Controls the maximum physical travel (0–100%) that maps to full output. If the stick cannot physically reach the corners, reducing max range ensures 100% output is still achievable within the stick's actual travel.


Troubleshooting

Device Does Not Appear

  • Click Refresh to force a re-scan
  • Verify the device appears in Windows Device Manager or joy.cpl
  • For Bluetooth controllers, confirm pairing in Windows Bluetooth settings
  • PadForge filters out its own virtual controllers (ViGEm, vJoy) automatically
  • Some devices require manufacturer-specific drivers

Device Appears but Shows No Input

  • Check the raw input state section — are axes, buttons, and POVs displayed?
  • If they appear but never change, try enabling Force Raw Joystick Mode
  • For Bluetooth devices, verify a stable connection (green status dot)

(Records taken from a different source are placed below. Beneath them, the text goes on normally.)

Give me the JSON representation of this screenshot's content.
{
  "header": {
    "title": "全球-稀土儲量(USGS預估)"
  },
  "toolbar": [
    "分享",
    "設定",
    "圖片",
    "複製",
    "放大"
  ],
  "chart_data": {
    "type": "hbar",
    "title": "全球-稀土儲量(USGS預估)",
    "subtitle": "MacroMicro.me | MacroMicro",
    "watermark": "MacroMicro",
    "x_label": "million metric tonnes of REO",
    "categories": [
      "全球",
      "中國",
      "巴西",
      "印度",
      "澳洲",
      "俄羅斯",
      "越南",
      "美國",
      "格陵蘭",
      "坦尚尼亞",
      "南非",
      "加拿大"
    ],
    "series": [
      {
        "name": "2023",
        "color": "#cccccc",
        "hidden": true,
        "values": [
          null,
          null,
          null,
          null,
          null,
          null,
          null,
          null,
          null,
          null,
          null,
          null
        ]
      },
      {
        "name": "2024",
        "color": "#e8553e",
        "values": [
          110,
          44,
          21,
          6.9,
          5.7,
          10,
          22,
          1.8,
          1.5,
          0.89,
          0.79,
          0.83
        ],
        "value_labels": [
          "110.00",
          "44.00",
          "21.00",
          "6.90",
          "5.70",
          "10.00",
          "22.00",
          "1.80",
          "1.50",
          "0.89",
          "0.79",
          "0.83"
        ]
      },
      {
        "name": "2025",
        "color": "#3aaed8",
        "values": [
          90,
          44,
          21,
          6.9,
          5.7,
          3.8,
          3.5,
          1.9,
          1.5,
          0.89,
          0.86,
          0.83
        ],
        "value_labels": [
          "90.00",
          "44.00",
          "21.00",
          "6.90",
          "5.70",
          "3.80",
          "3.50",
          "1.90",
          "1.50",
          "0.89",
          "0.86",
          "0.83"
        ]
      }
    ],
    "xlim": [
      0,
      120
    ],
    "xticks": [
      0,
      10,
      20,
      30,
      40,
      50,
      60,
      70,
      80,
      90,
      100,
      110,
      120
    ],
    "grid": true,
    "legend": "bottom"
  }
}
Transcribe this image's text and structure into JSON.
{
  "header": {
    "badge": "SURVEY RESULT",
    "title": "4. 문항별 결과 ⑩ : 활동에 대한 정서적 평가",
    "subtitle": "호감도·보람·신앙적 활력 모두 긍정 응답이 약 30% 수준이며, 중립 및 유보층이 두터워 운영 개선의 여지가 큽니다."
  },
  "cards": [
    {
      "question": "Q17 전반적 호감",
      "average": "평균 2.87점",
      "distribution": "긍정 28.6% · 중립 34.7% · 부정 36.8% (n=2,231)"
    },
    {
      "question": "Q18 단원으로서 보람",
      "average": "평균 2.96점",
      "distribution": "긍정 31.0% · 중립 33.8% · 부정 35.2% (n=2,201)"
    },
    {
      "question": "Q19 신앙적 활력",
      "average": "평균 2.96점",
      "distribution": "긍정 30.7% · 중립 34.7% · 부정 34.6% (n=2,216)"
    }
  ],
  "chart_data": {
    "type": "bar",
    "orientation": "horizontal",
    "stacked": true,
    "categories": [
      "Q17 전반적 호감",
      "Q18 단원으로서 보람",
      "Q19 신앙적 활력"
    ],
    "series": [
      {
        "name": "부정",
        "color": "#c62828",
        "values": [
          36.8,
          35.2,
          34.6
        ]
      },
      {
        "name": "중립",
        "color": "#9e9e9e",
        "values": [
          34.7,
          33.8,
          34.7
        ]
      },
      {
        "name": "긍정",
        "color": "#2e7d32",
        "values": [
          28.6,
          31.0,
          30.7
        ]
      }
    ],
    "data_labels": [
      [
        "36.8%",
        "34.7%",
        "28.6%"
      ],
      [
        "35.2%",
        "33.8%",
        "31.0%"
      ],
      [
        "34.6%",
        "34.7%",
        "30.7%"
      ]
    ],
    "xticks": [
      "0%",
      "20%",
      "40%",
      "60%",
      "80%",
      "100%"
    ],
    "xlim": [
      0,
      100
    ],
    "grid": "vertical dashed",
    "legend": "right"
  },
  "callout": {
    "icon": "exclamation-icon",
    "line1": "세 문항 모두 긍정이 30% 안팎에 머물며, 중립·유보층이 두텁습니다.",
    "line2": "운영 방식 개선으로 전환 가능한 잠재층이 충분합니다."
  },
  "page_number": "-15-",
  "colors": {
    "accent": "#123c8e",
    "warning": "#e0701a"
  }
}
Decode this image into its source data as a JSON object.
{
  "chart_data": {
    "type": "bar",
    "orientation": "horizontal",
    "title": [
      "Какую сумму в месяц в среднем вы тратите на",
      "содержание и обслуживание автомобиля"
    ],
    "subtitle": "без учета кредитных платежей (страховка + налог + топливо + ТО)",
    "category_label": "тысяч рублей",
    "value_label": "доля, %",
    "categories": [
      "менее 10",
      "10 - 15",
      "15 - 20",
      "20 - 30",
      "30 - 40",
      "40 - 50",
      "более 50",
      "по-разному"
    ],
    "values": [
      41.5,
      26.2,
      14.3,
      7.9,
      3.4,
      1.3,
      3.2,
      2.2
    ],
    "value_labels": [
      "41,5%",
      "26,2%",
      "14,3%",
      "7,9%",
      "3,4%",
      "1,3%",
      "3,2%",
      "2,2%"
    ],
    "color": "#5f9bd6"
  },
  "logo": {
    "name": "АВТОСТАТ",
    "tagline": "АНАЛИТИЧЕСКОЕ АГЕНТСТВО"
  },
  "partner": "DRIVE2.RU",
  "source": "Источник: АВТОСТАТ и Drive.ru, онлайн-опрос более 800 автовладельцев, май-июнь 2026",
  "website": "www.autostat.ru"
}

Buttons Missing or Mapped Wrong

  • Enable Force Raw Joystick Mode to bypass SDL3's potentially incorrect mapping
  • Compare PadForge's raw input display with joy.cpl
  • For unmapped joystick-type devices, click Submit Mapping to contribute a community mapping

Double Input in Games

  • Enable Hide from Games (HidHide) on the device, or Consume Mapped Inputs for keyboard/mouse
  • Verify the master "Hide devices from games" toggle in Settings is ON
  • Confirm HidHide is installed via Driver Management

Device Lost Settings After Reconnecting

  • Wired controller plugged into a different USB port may have received a new GUID. Old settings remain on the offline (gray) card. Plug back into the original port, or reconfigure on the new card.
  • Bluetooth controllers retain their GUID via MAC address — settings persist automatically.

Center Drift Even After Calibration

  • Ensure the stick was completely at rest during calibration
  • For severe drift, the analog stick may be physically worn. Increasing dead zone size on the Sticks tab can compensate.

HidHide Toggle Grayed Out

  • HidHide driver is not installed. Go to Settings > Driver Management to install it.
  • Restart PadForge after installing HidHide.